同ブランドを運営していたグローバルユニット(長野県千曲市)とフラットヘッド(同)が19年に民事再生法適用を申請、投資会社のシリウスパートナーズが承継会社フラットヘッド・ネクスト(同、高畠康之社長)を設立した。「過剰生産とアパレル以外の事業の不調が原因。商品企画と社員の質は高く、立て直しは可能」と判断し、アパレル事業のみを承継した。
コロナ下は売上高が激減したが、給与の引き下げなどはしなかった。空いた時間で社員に英語の習得などのスキルアップを推奨した。革小物用の自社工房を拡大、革ジャンを内製化する設備投資で反転に備えた。
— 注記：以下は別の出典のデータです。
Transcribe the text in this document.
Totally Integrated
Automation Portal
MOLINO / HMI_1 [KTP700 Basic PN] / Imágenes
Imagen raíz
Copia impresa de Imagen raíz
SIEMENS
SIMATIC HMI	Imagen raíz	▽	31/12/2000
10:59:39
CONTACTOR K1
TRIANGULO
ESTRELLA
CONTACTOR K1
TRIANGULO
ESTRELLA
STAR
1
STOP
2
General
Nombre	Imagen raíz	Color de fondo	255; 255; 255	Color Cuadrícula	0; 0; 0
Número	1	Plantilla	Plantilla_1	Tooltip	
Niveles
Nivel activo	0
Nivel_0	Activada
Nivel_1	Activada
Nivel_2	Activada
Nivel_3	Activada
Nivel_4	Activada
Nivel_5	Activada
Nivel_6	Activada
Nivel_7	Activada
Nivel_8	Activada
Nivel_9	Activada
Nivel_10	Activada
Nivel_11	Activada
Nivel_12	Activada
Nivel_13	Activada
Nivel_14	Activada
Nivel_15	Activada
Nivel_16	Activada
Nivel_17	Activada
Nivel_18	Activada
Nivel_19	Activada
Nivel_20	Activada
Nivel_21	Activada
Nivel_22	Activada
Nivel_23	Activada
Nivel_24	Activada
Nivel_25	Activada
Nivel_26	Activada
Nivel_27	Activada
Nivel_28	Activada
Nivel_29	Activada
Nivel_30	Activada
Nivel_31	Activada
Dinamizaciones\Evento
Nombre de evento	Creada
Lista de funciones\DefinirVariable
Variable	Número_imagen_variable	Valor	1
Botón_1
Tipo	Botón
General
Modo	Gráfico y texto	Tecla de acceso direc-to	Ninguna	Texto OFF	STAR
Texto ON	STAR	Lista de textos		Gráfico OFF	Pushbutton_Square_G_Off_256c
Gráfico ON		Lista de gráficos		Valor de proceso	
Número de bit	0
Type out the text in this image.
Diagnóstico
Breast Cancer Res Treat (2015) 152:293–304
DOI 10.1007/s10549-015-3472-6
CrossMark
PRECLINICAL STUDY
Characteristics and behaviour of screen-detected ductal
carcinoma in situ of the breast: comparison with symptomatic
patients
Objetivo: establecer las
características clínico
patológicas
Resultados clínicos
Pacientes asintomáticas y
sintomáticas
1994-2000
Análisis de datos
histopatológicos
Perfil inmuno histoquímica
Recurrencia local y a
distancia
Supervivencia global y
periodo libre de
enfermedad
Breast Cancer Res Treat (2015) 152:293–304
社内改革も始めた。「質も価格も下げず、適量生産を徹底した」。不採算店を整理し、全盛期の16店から9店に集約した。認知度向上を狙い、東京・神宮前の店は人通りの多い原宿に移転した。卸では海外への営業を強化した。結果、経営が健全化した。原宿を中心に20代から60代まで幅広い新規客も増えた。拡販のため、イベントなどへの露出も増やす考えだ。
「規模の拡大よりもブランド価値の向上が大事」と高畠社長。職人の技術などをアピールし、「海外でも日本発ラグジュアリーブランドとして評価されたい」と話す。